Few people have £18bn worth of funds to spend. But someone that does is Warren Buffett and a Brazilian firm, who look set to purchase Heinz for this sum. Heinz, known for things like baked beans and ketchup already has an exceptionally strong brand and is cash rich – these are two ingredients which Warren Buffett likes and have undoubtedly played their part in securing what looks to be a tasty deal.
The company’s Board has already approved the deal, but shareholders still need to have their say and have been offered $72.50 per share. 650 million bottles of Heinz ketchup are sold every year and its baked beans, at the least in the UK, are second to none. Products like this have given Heinz its global brand name and have provided the opportunity to shareholders to make significant gains. Its Chairman said:
The Heinz brand is one of the most respected brands in the global food industry and this historic transaction provides tremendous value to Heinz shareolders.
This statement was certainly reciprocated by Warren Buffett when he spoke to CNBC, saying:
It is our kind of company … I’ve sampled it many times … Anytime we see a deal is attractive and it’s our kind of business and we’ve got the money, I’m ready to do.
The deal therefore looks to be profitable to both sides, but is there more to it? An investigation has already been launched by the Securities and Exchange Commission as to whether information about this purchase was leaked early and was used to make money. Insider trading occurs when someone is given information early about a merger such as the one described above. They then use this information, before it is made public, to buy up a company’s stock. It is incredibly difficult to prosecute and huge amounts of money can be made by hedge funds, amongst others. This is certainly one aspect of the deal to keep your eye on.
So, what does the future hold for Warren Buffett and Heinz? Buffett likes to extract extra value from companies he purchases and has in the past split up his businesses to create separate trading companies. However, given his taste for ketchup and his appreciation for strong global brands, it’s unlikely that we’ll see a change to the recipe of any of the well-known products. The following articles consider the takeover and the case of insider trading.
Will Buffet ‘squeeze value’ from Heinz BBC News (15/2/13)
Heinz-Buffett deal: will anyone spill the beans on insider trading? The Guardian, Heidi Moore (15/2/13)
Heinz bought by Warren Buffett’s Berkshire Hathaway for $28bn BBC News (14/2/13)

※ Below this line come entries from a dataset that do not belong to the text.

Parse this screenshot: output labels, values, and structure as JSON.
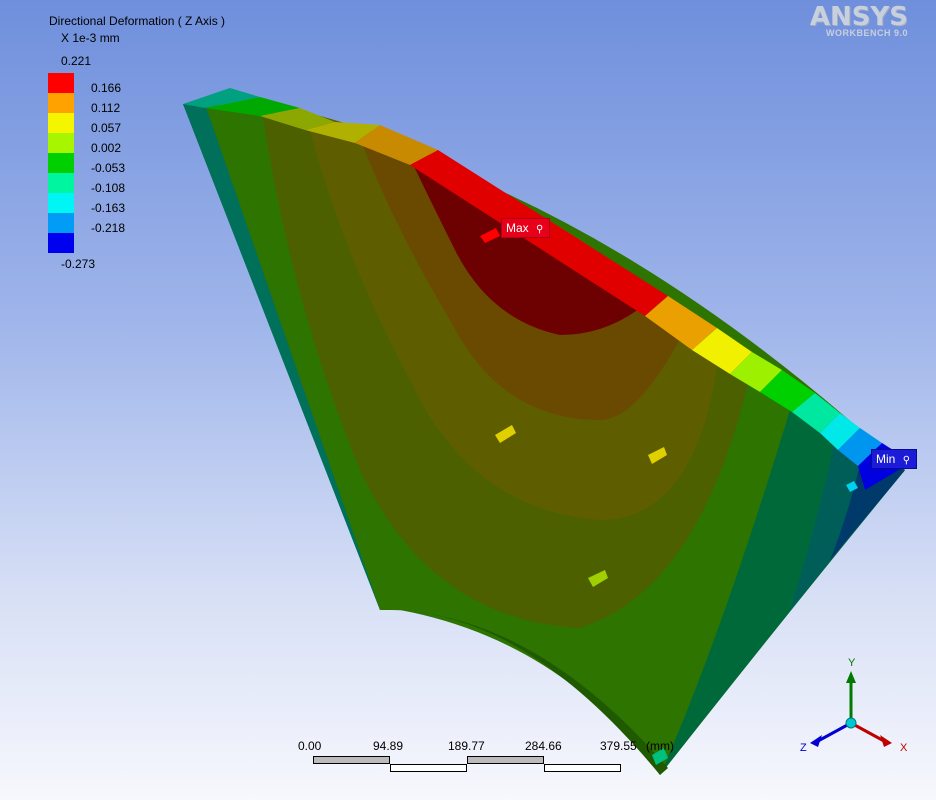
{
  "legend": {
    "title": "Directional Deformation ( Z Axis )",
    "units": "X 1e-3 mm",
    "max_value": "0.221",
    "min_value": "-0.273",
    "bands": [
      {
        "label": "0.166",
        "color": "#ff0000"
      },
      {
        "label": "0.112",
        "color": "#ffa200"
      },
      {
        "label": "0.057",
        "color": "#f5f500"
      },
      {
        "label": "0.002",
        "color": "#a8f500"
      },
      {
        "label": "-0.053",
        "color": "#00d000"
      },
      {
        "label": "-0.108",
        "color": "#00f5a0"
      },
      {
        "label": "-0.163",
        "color": "#00f5f5"
      },
      {
        "label": "-0.218",
        "color": "#009cf5"
      },
      {
        "label": "",
        "color": "#0000f0"
      }
    ]
  },
  "logo": {
    "main": "ANSYS",
    "sub": "WORKBENCH 9.0"
  },
  "probes": {
    "max_label": "Max",
    "min_label": "Min"
  },
  "scale_bar": {
    "ticks": [
      "0.00",
      "94.89",
      "189.77",
      "284.66",
      "379.55"
    ],
    "unit": "(mm)"
  },
  "triad": {
    "x": "X",
    "y": "Y",
    "z": "Z",
    "x_color": "#c00000",
    "y_color": "#007a00",
    "z_color": "#0000d0"
  },
  "contour_colors": {
    "dark_red": "#6e0000",
    "brown": "#6e4a00",
    "olive": "#5a5a00",
    "dark_olive": "#4a6400",
    "green": "#2f7a00",
    "dark_green": "#006a2a",
    "teal": "#005e58",
    "navy": "#003060",
    "deep_blue": "#000060"
  }
}
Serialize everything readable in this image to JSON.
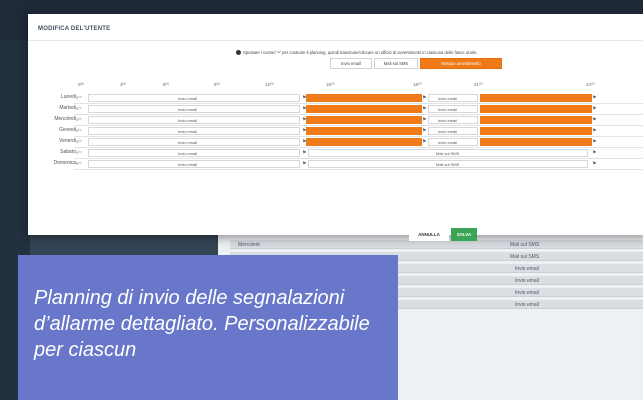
{
  "modal": {
    "title": "MODIFICA DEL'UTENTE",
    "help_text": "Spostare i cursori “•” per costruire il planning, quindi trascinare/cliccare un ufficio di avvertimento in ciascuna delle fasce orarie.",
    "mode_buttons": [
      "Invio email",
      "Mail sul SMS",
      "Nessun avvertimento"
    ],
    "active_mode": "Nessun avvertimento",
    "hours": [
      "0⁰⁰",
      "3⁰⁰",
      "6⁰⁰",
      "9⁰⁰",
      "12⁰⁰",
      "15⁰⁰",
      "18⁰⁰",
      "21⁰⁰",
      "24⁰⁰"
    ],
    "tick_label": "0⁰⁰",
    "segment_label": "Invio email",
    "days": [
      {
        "name": "Lunedi",
        "type": "weekday"
      },
      {
        "name": "Martedi",
        "type": "weekday"
      },
      {
        "name": "Mercoledi",
        "type": "weekday"
      },
      {
        "name": "Giovedi",
        "type": "weekday"
      },
      {
        "name": "Venerdi",
        "type": "weekday"
      },
      {
        "name": "Sabato",
        "type": "weekend"
      },
      {
        "name": "Domenica",
        "type": "weekend"
      }
    ],
    "weekend_mid_label": "Mail sul SMS",
    "cancel_label": "ANNULLA",
    "save_label": "SALVA",
    "colors": {
      "orange": "#f07a18",
      "save": "#3aa655",
      "caption_bg": "#6877c9"
    }
  },
  "background": {
    "row_day": "Mercoledi",
    "row_value": "Mail sul SMS",
    "row_email": "Invio email"
  },
  "caption": {
    "text": "Planning di invio delle segnalazioni d’allarme dettagliato. Personalizzabile per ciascun"
  }
}
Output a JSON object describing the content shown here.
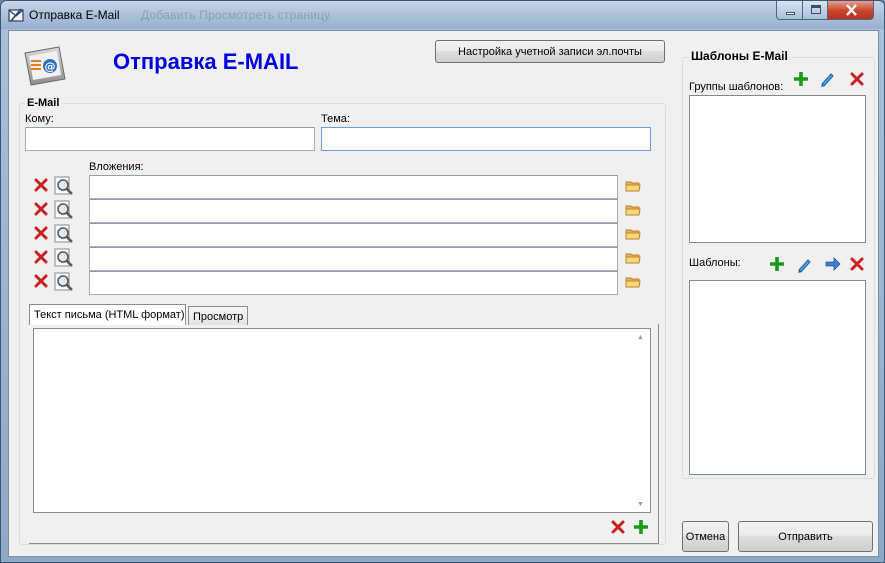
{
  "window": {
    "title": "Отправка E-Mail",
    "ghost_title": "Добавить   Просмотреть страницу"
  },
  "header": {
    "title": "Отправка E-MAIL",
    "account_button": "Настройка учетной записи эл.почты"
  },
  "email": {
    "group_label": "E-Mail",
    "to_label": "Кому:",
    "to_value": "",
    "subject_label": "Тема:",
    "subject_value": "",
    "attachments_label": "Вложения:",
    "attachments": [
      "",
      "",
      "",
      "",
      ""
    ]
  },
  "tabs": [
    {
      "label": "Текст письма (HTML формат)",
      "active": true
    },
    {
      "label": "Просмотр",
      "active": false
    }
  ],
  "templates": {
    "title": "Шаблоны E-Mail",
    "groups_label": "Группы шаблонов:",
    "templates_label": "Шаблоны:"
  },
  "buttons": {
    "cancel": "Отмена",
    "send": "Отправить"
  },
  "colors": {
    "title_blue": "#0000e0",
    "add_green": "#1a9a1a",
    "delete_red": "#cc1f1f"
  },
  "icons": [
    "email-app-icon",
    "delete-icon",
    "magnifier-icon",
    "folder-icon",
    "add-icon",
    "edit-pencil-icon",
    "move-arrow-icon"
  ]
}
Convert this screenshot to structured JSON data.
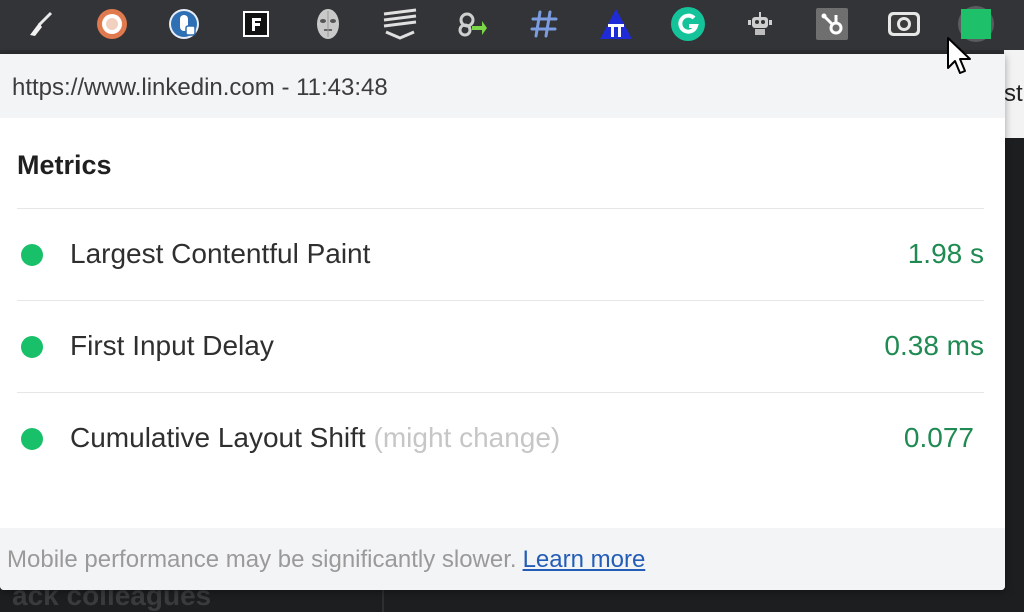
{
  "popup": {
    "header": "https://www.linkedin.com - 11:43:48",
    "section_title": "Metrics",
    "metrics": [
      {
        "name": "Largest Contentful Paint",
        "note": "",
        "value": "1.98 s",
        "status_color": "#19c06a"
      },
      {
        "name": "First Input Delay",
        "note": "",
        "value": "0.38 ms",
        "status_color": "#19c06a"
      },
      {
        "name": "Cumulative Layout Shift",
        "note": "(might change)",
        "value": "0.077",
        "status_color": "#19c06a"
      }
    ],
    "footer": {
      "text": "Mobile performance may be significantly slower.",
      "link": "Learn more"
    }
  },
  "toolbar": {
    "extensions": [
      "broom-icon",
      "circle-ring-icon",
      "key-lock-icon",
      "f-letter-icon",
      "face-mask-icon",
      "stacked-lines-icon",
      "puzzle-arrow-icon",
      "hashtag-icon",
      "pi-triangle-icon",
      "grammarly-g-icon",
      "robot-icon",
      "hubspot-icon",
      "camera-icon",
      "web-vitals-square-icon"
    ]
  },
  "background": {
    "peek_right": "st",
    "peek_bottom": "ack colleagues"
  }
}
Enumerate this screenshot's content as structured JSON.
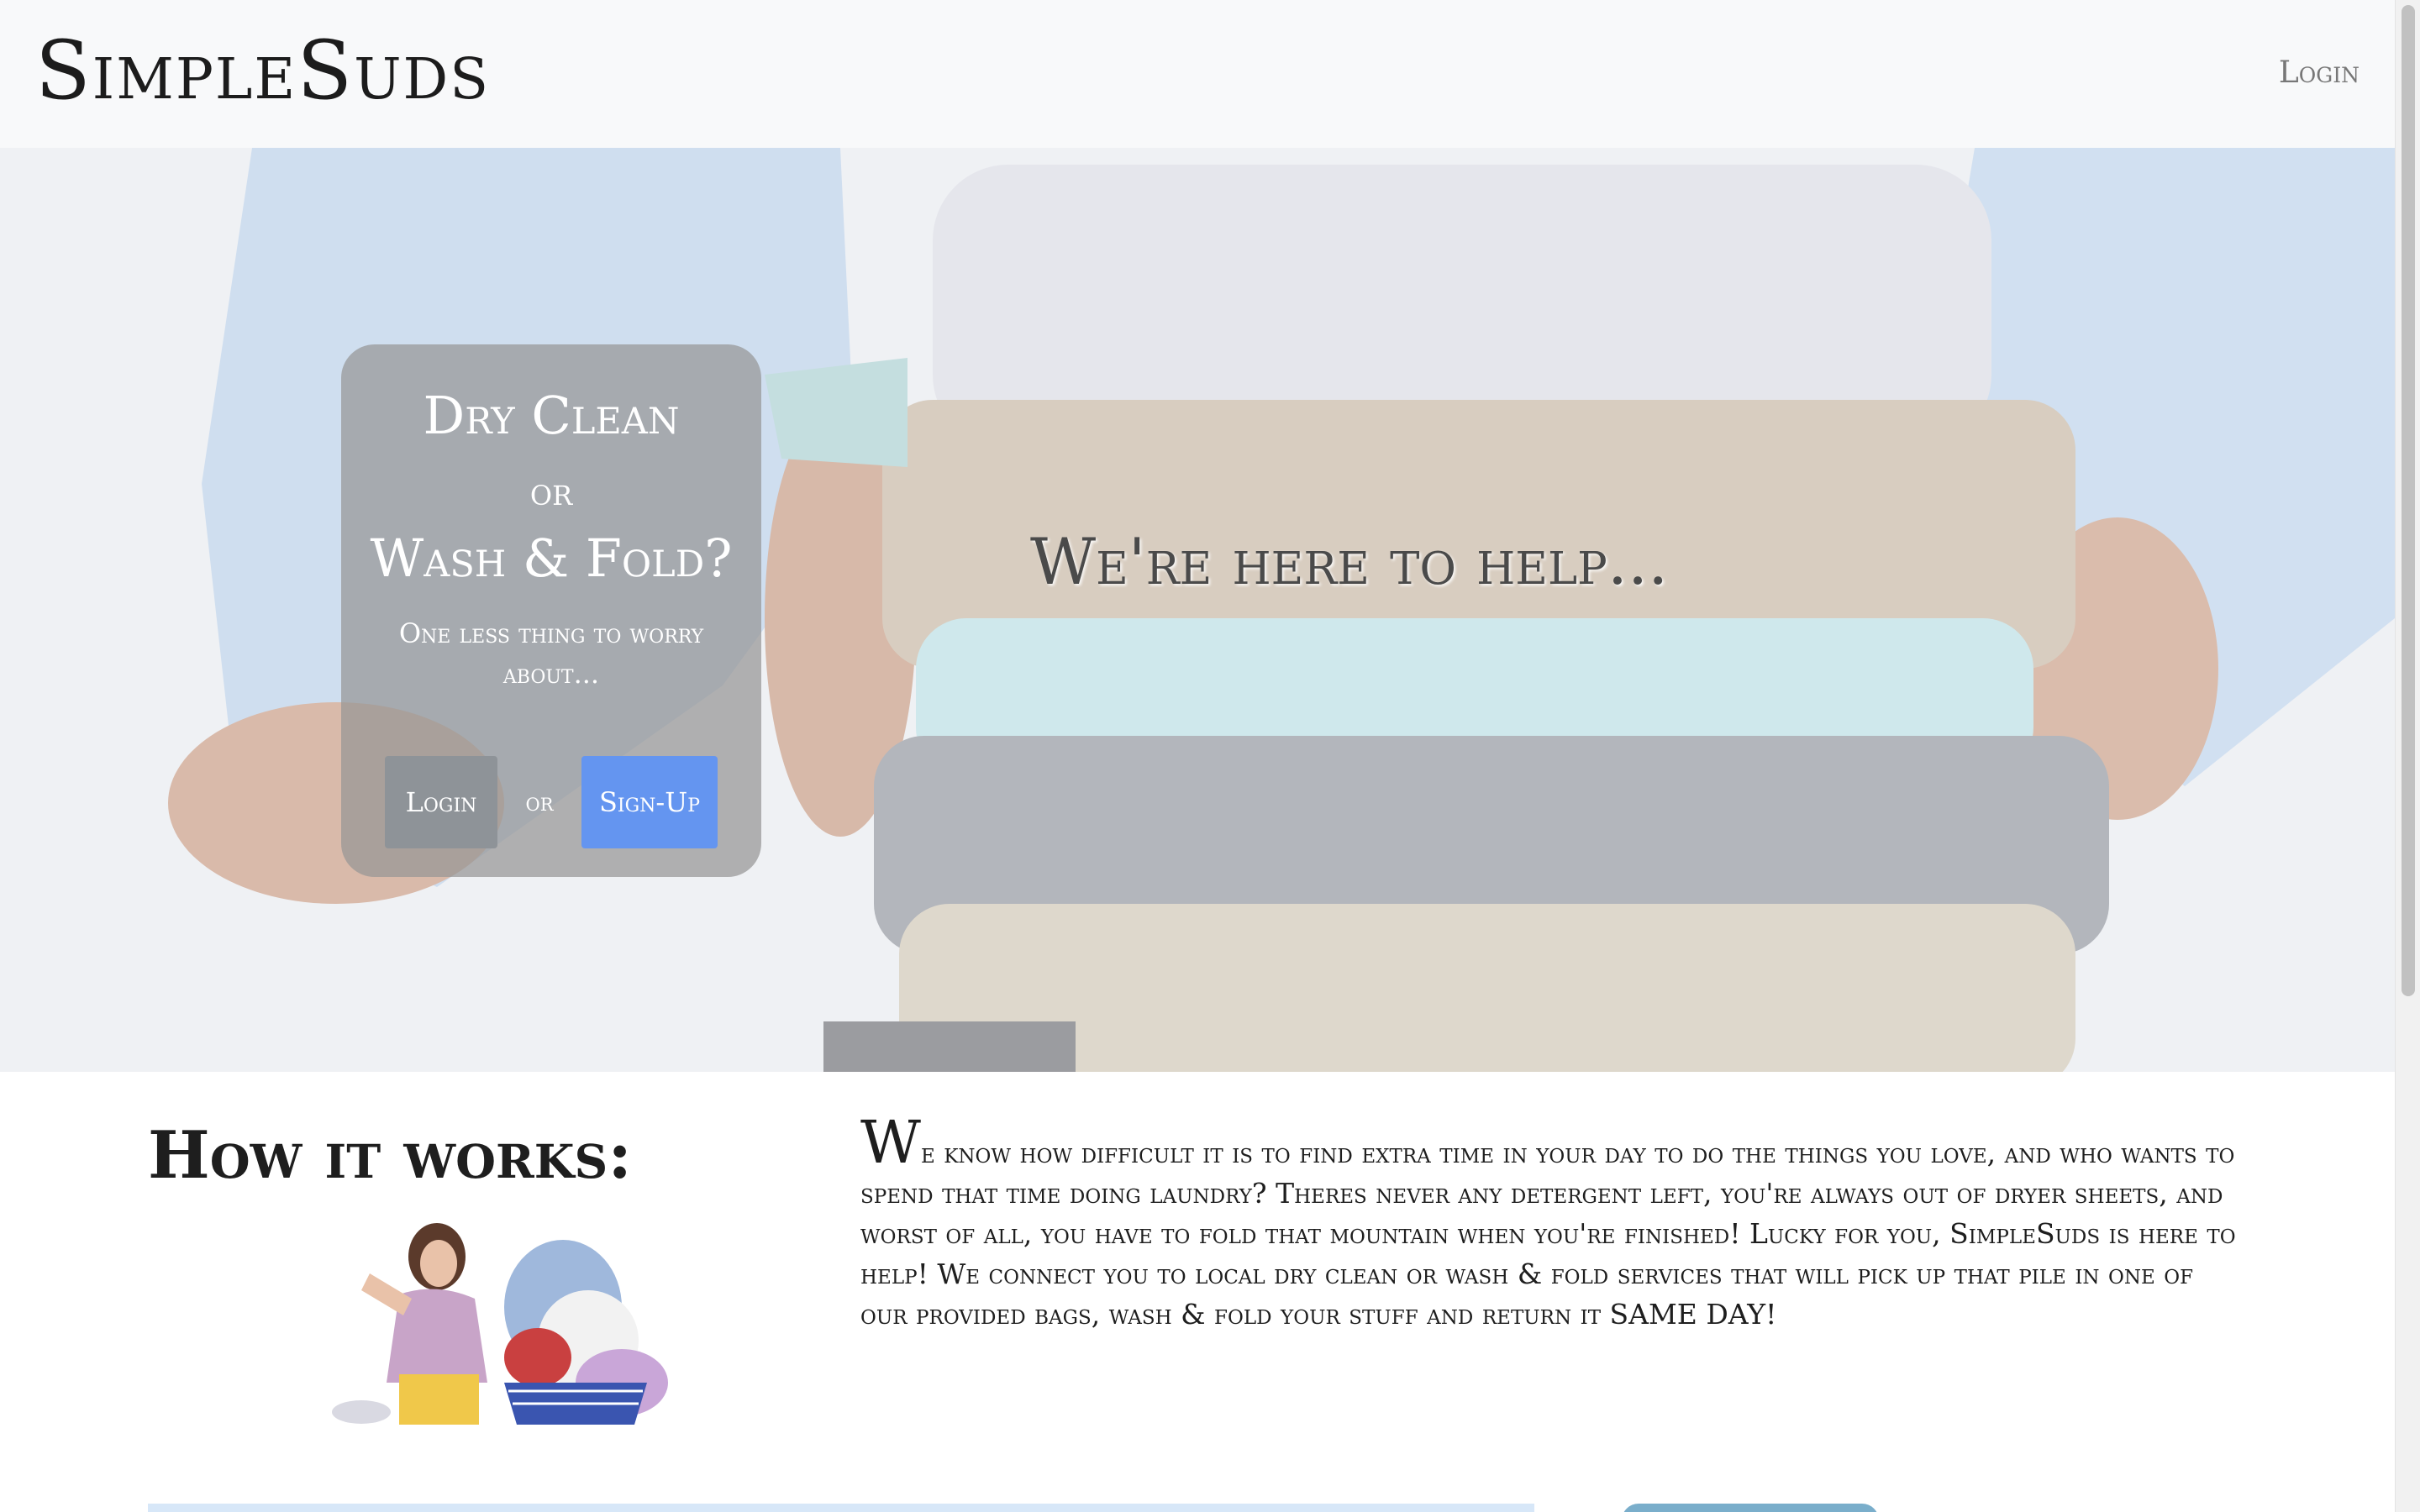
{
  "navbar": {
    "brand": "SimpleSuds",
    "login_label": "Login"
  },
  "hero": {
    "card": {
      "line1": "Dry Clean",
      "or_word": "or",
      "line2": "Wash & Fold?",
      "subtitle": "One less thing to worry about...",
      "login_button": "Login",
      "between_buttons": "or",
      "signup_button": "Sign-Up"
    },
    "tagline": "We're here to help..."
  },
  "how_it_works": {
    "title": "How it works:",
    "dropcap": "W",
    "body_part1": "e know how difficult it is to find extra time in your day to do the things you love, and who wants to spend that time doing laundry? Theres never any detergent left, you're always out of dryer sheets, and worst of all, you have to fold that mountain when you're finished! Lucky for you, SimpleSuds is here to help! We connect you to local dry clean or wash & fold services that will pick up that pile in one of our provided bags, wash & fold your stuff and return it ",
    "body_emphasis": "SAME DAY",
    "body_end": "!"
  },
  "colors": {
    "navbar_bg": "#f8f9fa",
    "card_bg": "rgba(150,150,150,0.72)",
    "login_button": "#8e9398",
    "signup_button": "#6495f0"
  },
  "icons": {
    "hero_image": "folded-clothes-photo",
    "how_image": "woman-with-laundry-basket-illustration"
  }
}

Traders sued over Heinz share bets Independent, Nikhil Kumar (16/2/13)
Heinz deal brings it back to its roots Financial Times, Alan Rappeport, Dan McCrum and Anoushka Sakoui (14/2/13)
Beanz means Buffet: Heinz purchased in $28bn takeover The Guardian, Dominic Rush (14/2/13)
US SEC sues over Heinz option trading before buyout Reuters (15/2/13)
Warren Buffet and Brazil’s ‘Sage’ Jorge Leman strike £18bn Heinz deal The Telegraph, Richard Blackden (15/2/13)
- What type of take-over would you class this as?
- Consider the Boston matrix – in which category would you place Heinz when you think about its market share and market growth?
- Why is a company that has a global brand and that is cash rich so tempting?
- Given your answer to question 3, why have other investors not taken an interest in purchasing Heinz?
- If you were a shareholder in Heinz, what factors would you consider when deciding whether or not to vote for the takeover?
- What growth strategy has Heinz used to establish its current position in the global market place?
- What is insider trading? Explain how early information can be used to make money in the case of Heinz.
- Explain how the share price of $72.50 is set. How does the market have a role?